Das Leitthema war etwas sperrig formuliert: „Draußenstadt wird Drinnenstadt“ lautete das Motto für die geplante Internationale Bauausstellung (IBA) 2020 in Berlin. Gemeint war damit, dass Standorte, die als wenig städtisch wahrgenommen werden, wieder in die Stadt „hineingeholt“ werden. Man könnte auch sagen, den wenig einladenden Quartieren Berlins sollte städtisches Leben eingehaucht werden, um sie wieder attraktiv zu machen.

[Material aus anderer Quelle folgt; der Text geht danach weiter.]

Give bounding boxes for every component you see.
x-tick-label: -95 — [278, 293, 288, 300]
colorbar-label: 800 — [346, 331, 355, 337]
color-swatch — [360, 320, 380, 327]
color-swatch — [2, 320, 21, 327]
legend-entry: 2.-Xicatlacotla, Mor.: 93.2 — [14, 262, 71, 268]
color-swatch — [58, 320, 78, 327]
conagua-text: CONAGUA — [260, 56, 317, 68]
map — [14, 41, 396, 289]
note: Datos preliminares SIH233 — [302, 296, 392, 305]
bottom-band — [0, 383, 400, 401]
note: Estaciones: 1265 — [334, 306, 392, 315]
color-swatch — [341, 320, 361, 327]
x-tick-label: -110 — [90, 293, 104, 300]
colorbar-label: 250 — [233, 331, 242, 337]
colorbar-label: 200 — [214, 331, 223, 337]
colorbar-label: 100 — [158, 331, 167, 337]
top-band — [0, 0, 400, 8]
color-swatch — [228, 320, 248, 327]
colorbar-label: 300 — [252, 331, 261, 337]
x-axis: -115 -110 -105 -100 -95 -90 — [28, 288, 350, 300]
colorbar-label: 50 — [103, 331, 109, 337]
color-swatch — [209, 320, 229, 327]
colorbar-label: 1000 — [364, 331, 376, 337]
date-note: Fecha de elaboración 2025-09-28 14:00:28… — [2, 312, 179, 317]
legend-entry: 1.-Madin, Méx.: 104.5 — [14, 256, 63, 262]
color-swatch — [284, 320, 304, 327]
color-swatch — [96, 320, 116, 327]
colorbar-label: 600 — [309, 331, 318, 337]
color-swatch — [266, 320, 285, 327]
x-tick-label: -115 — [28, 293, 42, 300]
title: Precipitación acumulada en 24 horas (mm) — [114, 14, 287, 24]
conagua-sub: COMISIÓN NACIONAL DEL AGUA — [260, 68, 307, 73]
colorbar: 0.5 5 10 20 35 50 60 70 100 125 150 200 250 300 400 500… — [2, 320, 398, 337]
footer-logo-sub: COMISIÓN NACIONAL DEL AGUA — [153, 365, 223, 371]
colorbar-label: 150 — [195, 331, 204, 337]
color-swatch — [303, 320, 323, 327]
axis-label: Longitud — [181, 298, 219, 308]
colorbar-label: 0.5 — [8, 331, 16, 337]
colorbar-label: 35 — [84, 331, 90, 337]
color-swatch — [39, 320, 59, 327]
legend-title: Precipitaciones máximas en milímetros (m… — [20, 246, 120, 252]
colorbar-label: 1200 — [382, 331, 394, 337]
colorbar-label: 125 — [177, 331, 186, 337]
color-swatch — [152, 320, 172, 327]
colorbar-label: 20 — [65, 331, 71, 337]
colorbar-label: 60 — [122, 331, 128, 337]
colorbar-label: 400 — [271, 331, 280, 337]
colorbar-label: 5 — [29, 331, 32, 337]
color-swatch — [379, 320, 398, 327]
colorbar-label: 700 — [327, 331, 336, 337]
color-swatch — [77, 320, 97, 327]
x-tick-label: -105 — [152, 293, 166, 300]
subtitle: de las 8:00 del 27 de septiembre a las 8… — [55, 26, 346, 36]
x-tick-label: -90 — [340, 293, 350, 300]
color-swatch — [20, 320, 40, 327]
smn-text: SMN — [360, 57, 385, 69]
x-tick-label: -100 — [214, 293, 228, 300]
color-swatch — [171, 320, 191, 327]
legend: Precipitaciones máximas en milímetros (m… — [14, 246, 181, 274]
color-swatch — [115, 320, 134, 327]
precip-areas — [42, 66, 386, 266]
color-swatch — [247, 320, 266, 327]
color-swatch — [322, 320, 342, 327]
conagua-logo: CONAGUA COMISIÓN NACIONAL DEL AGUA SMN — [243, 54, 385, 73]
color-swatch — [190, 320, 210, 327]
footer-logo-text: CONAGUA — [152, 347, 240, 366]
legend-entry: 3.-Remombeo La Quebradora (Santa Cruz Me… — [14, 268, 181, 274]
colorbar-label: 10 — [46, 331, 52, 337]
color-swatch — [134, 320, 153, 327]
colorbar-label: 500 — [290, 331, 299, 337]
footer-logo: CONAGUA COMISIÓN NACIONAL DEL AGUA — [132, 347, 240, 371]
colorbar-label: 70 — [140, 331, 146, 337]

Zumindest im Zuge einer IBA wird es dazu nun aber nicht kommen. Wie berichtet, will der Senat der Planung für eine Bauausstellung im Jahr 2020 den Geldhahn abdrehen. Im Haushaltsentwurf für die Jahre 2014 und 2015, der am Dienstag vom Senat verabschiedet wird, soll es für die IBA keine Mittel geben. Damit ist sie tot.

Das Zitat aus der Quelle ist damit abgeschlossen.